Por l Ana Cláudia Lemos e Ivina Rocha

O dicionário chama de afeto os sentimentos ou emoções em diferentes graus de complexidade, que designam um estado da alma. Afirmam os filósofos que somos corpos que se relacionam com outros corpos e, que, quando somos mutuamente afetados, de forma simultânea ou não, surgem os sentimentos. Estes podem ser de alegria, quando a emoção nos toma de modo positivo, permitindo sintonia com a experiência – o bom encontro. Ao contrário, quando o encontro nos traz limitações ou constrangimentos, os sentimentos são de tristeza.

  Um espaço para além do caminhar                                                                                                                     Foto: Ana Cláudia Lemos

Estar no Parque do Cocó é vivenciar de forma abrangente e simultânea todas as relações que envolvem aquilo que muitos buscam: a integração do homem com a natureza. Nesse espaço multicor e diverso é impossível não ser afetado e/ou afetar o ambiente.

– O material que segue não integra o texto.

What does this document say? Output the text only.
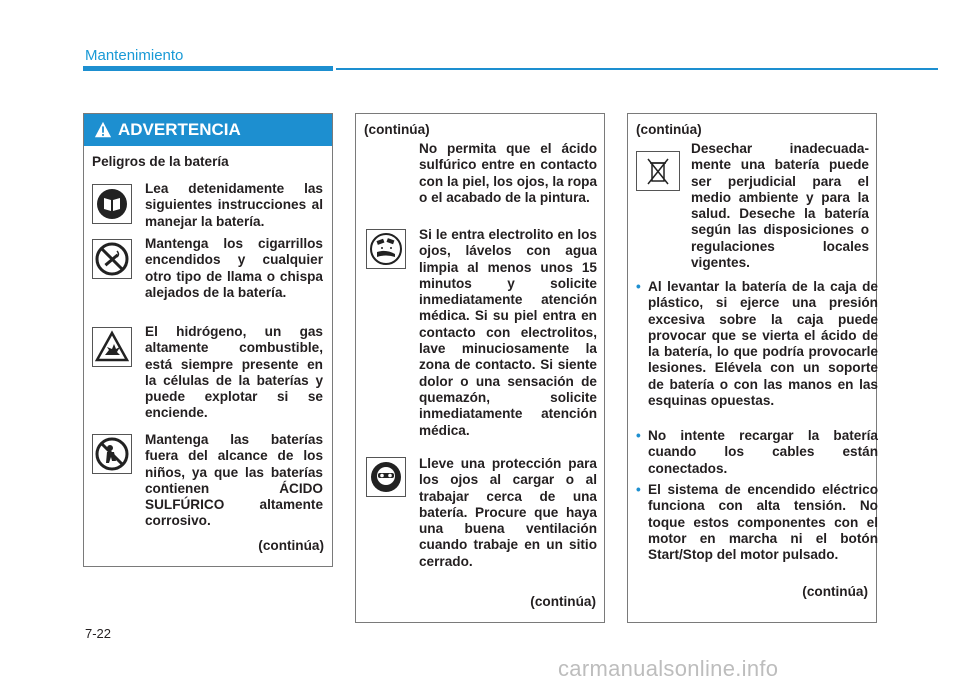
Mantenimiento
ADVERTENCIA
Peligros de la batería
Lea detenidamente las siguientes instrucciones al manejar la batería.
Mantenga los cigarrillos encendidos y cualquier otro tipo de llama o chispa alejados de la batería.
El hidrógeno, un gas altamente combustible, está siempre presente en la células de la baterías y puede explotar si se enciende.
Mantenga las baterías fuera del alcance de los niños, ya que las baterías contienen ÁCIDO SULFÚRICO altamente corrosivo.
(continúa)
(continúa)
No permita que el ácido sulfúrico entre en contacto con la piel, los ojos, la ropa o el acabado de la pintura.
Si le entra electrolito en los ojos, lávelos con agua limpia al menos unos 15 minutos y solicite inmediatamente atención médica. Si su piel entra en contacto con electrolitos, lave minuciosamente la zona de contacto. Si siente dolor o una sensación de quemazón, solicite inmediatamente atención médica.
Lleve una protección para los ojos al cargar o al trabajar cerca de una batería. Procure que haya una buena ventilación cuando trabaje en un sitio cerrado.
(continúa)
(continúa)
Desechar inadecuada-mente una batería puede ser perjudicial para el medio ambiente y para la salud. Deseche la batería según las disposiciones o regulaciones locales vigentes.
• Al levantar la batería de la caja de plástico, si ejerce una presión excesiva sobre la caja puede provocar que se vierta el ácido de la batería, lo que podría provocarle lesiones. Elévela con un soporte de batería o con las manos en las esquinas opuestas.
• No intente recargar la batería cuando los cables están conectados.
• El sistema de encendido eléctrico funciona con alta tensión. No toque estos componentes con el motor en marcha ni el botón Start/Stop del motor pulsado.
(continúa)
7-22
carmanualsonline.info
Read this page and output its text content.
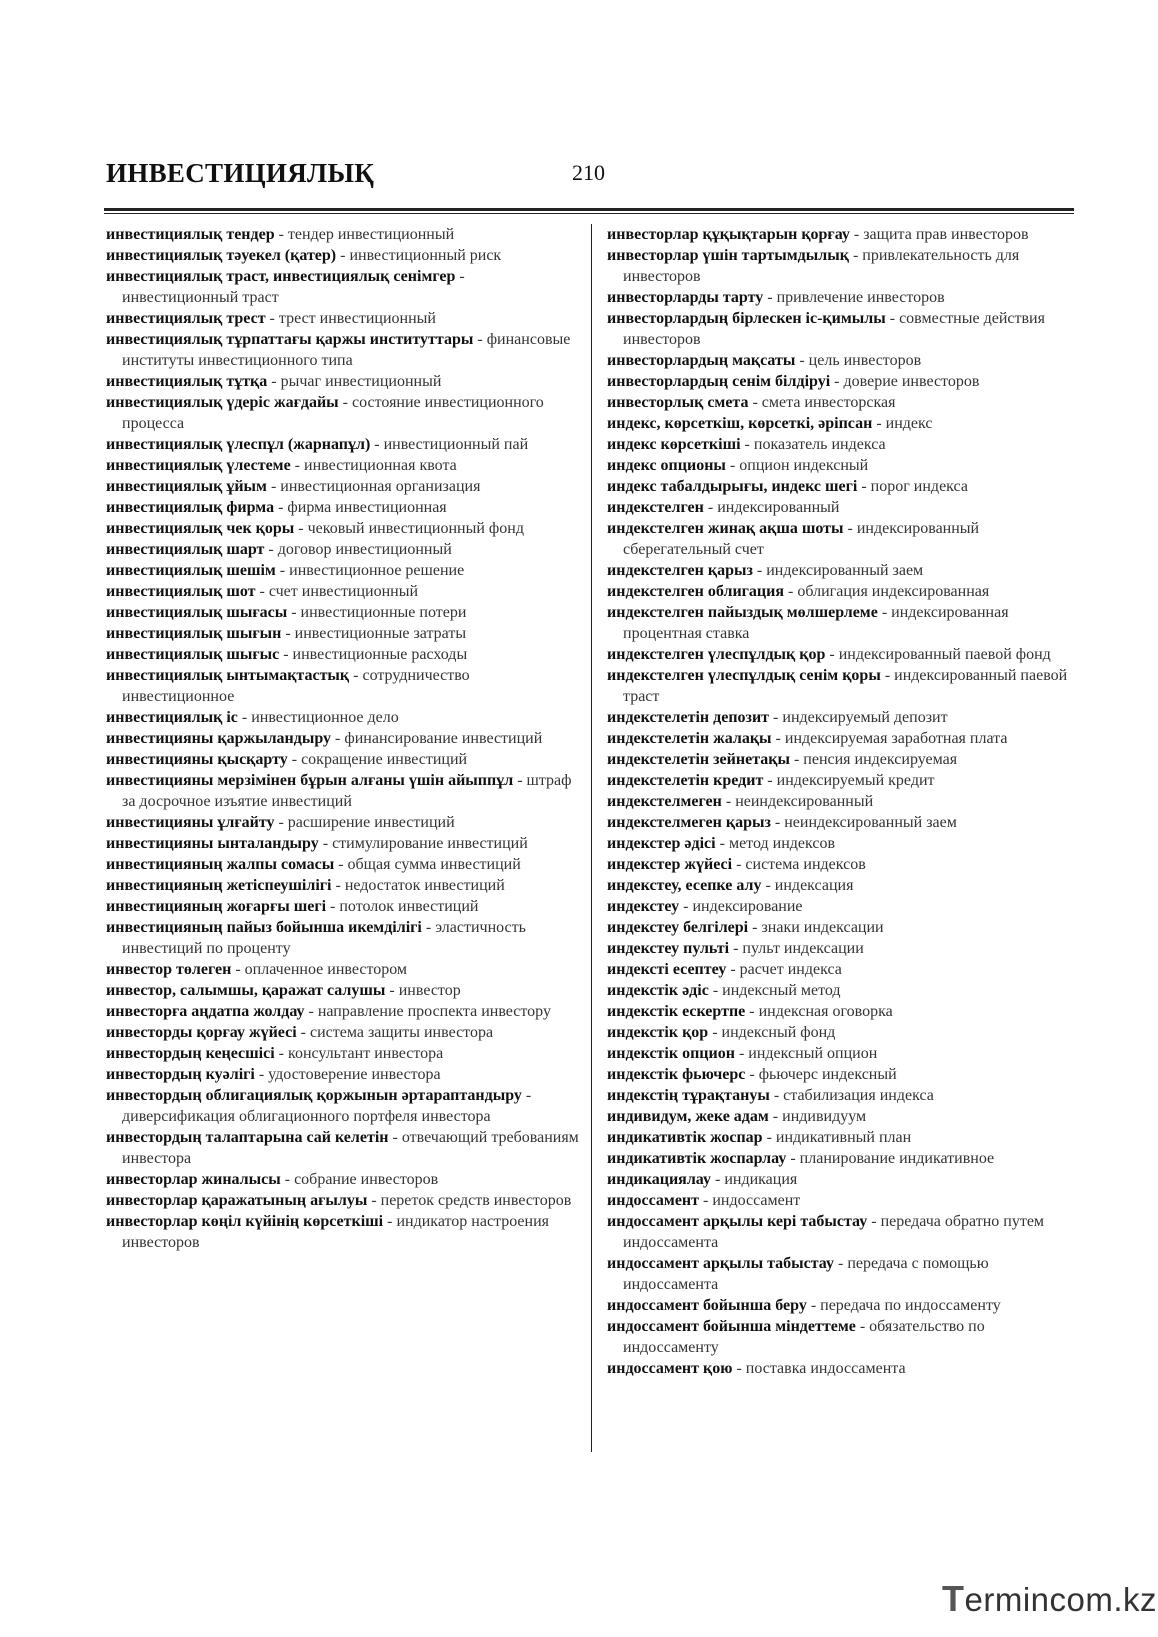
ИНВЕСТИЦИЯЛЫҚ	210
инвестициялық тендер - тендер инвестиционный
инвестициялық тәуекел (қатер) - инвестиционный риск
инвестициялық траст, инвестициялық сенімгер - инвестиционный траст
инвестициялық трест - трест инвестиционный
инвестициялық тұрпаттағы қаржы институттары - финансовые институты инвестиционного типа
инвестициялық тұтқа - рычаг инвестиционный
инвестициялық үдеріс жағдайы - состояние инвестиционного процесса
инвестициялық үлеспұл (жарнапұл) - инвестиционный пай
инвестициялық үлестеме - инвестиционная квота
инвестициялық ұйым - инвестиционная организация
инвестициялық фирма - фирма инвестиционная
инвестициялық чек қоры - чековый инвестиционный фонд
инвестициялық шарт - договор инвестиционный
инвестициялық шешім - инвестиционное решение
инвестициялық шот - счет инвестиционный
инвестициялық шығасы - инвестиционные потери
инвестициялық шығын - инвестиционные затраты
инвестициялық шығыс - инвестиционные расходы
инвестициялық ынтымақтастық - сотрудничество инвестиционное
инвестициялық іс - инвестиционное дело
инвестицияны қаржыландыру - финансирование инвестиций
инвестицияны қысқарту - сокращение инвестиций
инвестицияны мерзімінен бұрын алғаны үшін айыппұл - штраф за досрочное изъятие инвестиций
инвестицияны ұлғайту - расширение инвестиций
инвестицияны ынталандыру - стимулирование инвестиций
инвестицияның жалпы сомасы - общая сумма инвестиций
инвестицияның жетіспеушілігі - недостаток инвестиций
инвестицияның жоғарғы шегі - потолок инвестиций
инвестицияның пайыз бойынша икемділігі - эластичность инвестиций по проценту
инвестор төлеген - оплаченное инвестором
инвестор, салымшы, қаражат салушы - инвестор
инвесторға аңдатпа жолдау - направление проспекта инвестору
инвесторды қорғау жүйесі - система защиты инвестора
инвестордың кеңесшісі - консультант инвестора
инвестордың куәлігі - удостоверение инвестора
инвестордың облигациялық қоржынын әртараптандыру - диверсификация облигационного портфеля инвестора
инвестордың талаптарына сай келетін - отвечающий требованиям инвестора
инвесторлар жиналысы - собрание инвесторов
инвесторлар қаражатының ағылуы - переток средств инвесторов
инвесторлар көңіл күйінің көрсеткіші - индикатор настроения инвесторов
инвесторлар құқықтарын қорғау - защита прав инвесторов
инвесторлар үшін тартымдылық - привлекательность для инвесторов
инвесторларды тарту - привлечение инвесторов
инвесторлардың бірлескен іс-қимылы - совместные действия инвесторов
инвесторлардың мақсаты - цель инвесторов
инвесторлардың сенім білдіруі - доверие инвесторов
инвесторлық смета - смета инвесторская
индекс, көрсеткіш, көрсеткі, әріпсан - индекс
индекс көрсеткіші - показатель индекса
индекс опционы - опцион индексный
индекс табалдырығы, индекс шегі - порог индекса
индекстелген - индексированный
индекстелген жинақ ақша шоты - индексированный сберегательный счет
индекстелген қарыз - индексированный заем
индекстелген облигация - облигация индексированная
индекстелген пайыздық мөлшерлеме - индексированная процентная ставка
индекстелген үлеспұлдық қор - индексированный паевой фонд
индекстелген үлеспұлдық сенім қоры - индексированный паевой траст
индекстелетін депозит - индексируемый депозит
индекстелетін жалақы - индексируемая заработная плата
индекстелетін зейнетақы - пенсия индексируемая
индекстелетін кредит - индексируемый кредит
индекстелмеген - неиндексированный
индекстелмеген қарыз - неиндексированный заем
индекстер әдісі - метод индексов
индекстер жүйесі - система индексов
индекстеу, есепке алу - индексация
индекстеу - индексирование
индекстеу белгілері - знаки индексации
индекстеу пульті - пульт индексации
индексті есептеу - расчет индекса
индекстік әдіс - индексный метод
индекстік ескертпе - индексная оговорка
индекстік қор - индексный фонд
индекстік опцион - индексный опцион
индекстік фьючерс - фьючерс индексный
индекстің тұрақтануы - стабилизация индекса
индивидум, жеке адам - индивидуум
индикативтік жоспар - индикативный план
индикативтік жоспарлау - планирование индикативное
индикациялау - индикация
индоссамент - индоссамент
индоссамент арқылы кері табыстау - передача обратно путем индоссамента
индоссамент арқылы табыстау - передача с помощью индоссамента
индоссамент бойынша беру - передача по индоссаменту
индоссамент бойынша міндеттеме - обязательство по индоссаменту
индоссамент қою - поставка индоссамента
Termincom.kz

Caminhando pelo Parque, de forma imediata e despretensiosa, podemos observar a multiplicidade dos frequentadores. O encontro de gerações é contínuo.
Cedinho, pelas manhãs, veem-se os mais jovens que buscam o Parque para o exercício diário mais intenso, correndo ou andando de bicicleta. No mesmo cenário também se encontram os que têm um leve caminhar, mais compassado e regido pelo prazer do exercício moderado ou pela possibilidade de tomar um pouco de sol e de trocar ideias com amigos que, em alguns casos, parecem ser de longa data. Fácil perceber ternura nesses encontros. Ternos também são os passos infantis, guiados pelos pais ou professores, sejam nas inúmeras possibilidades de brincadeiras ou no aprendizado lúdico das exposições e mostras que são constantemente realizadas.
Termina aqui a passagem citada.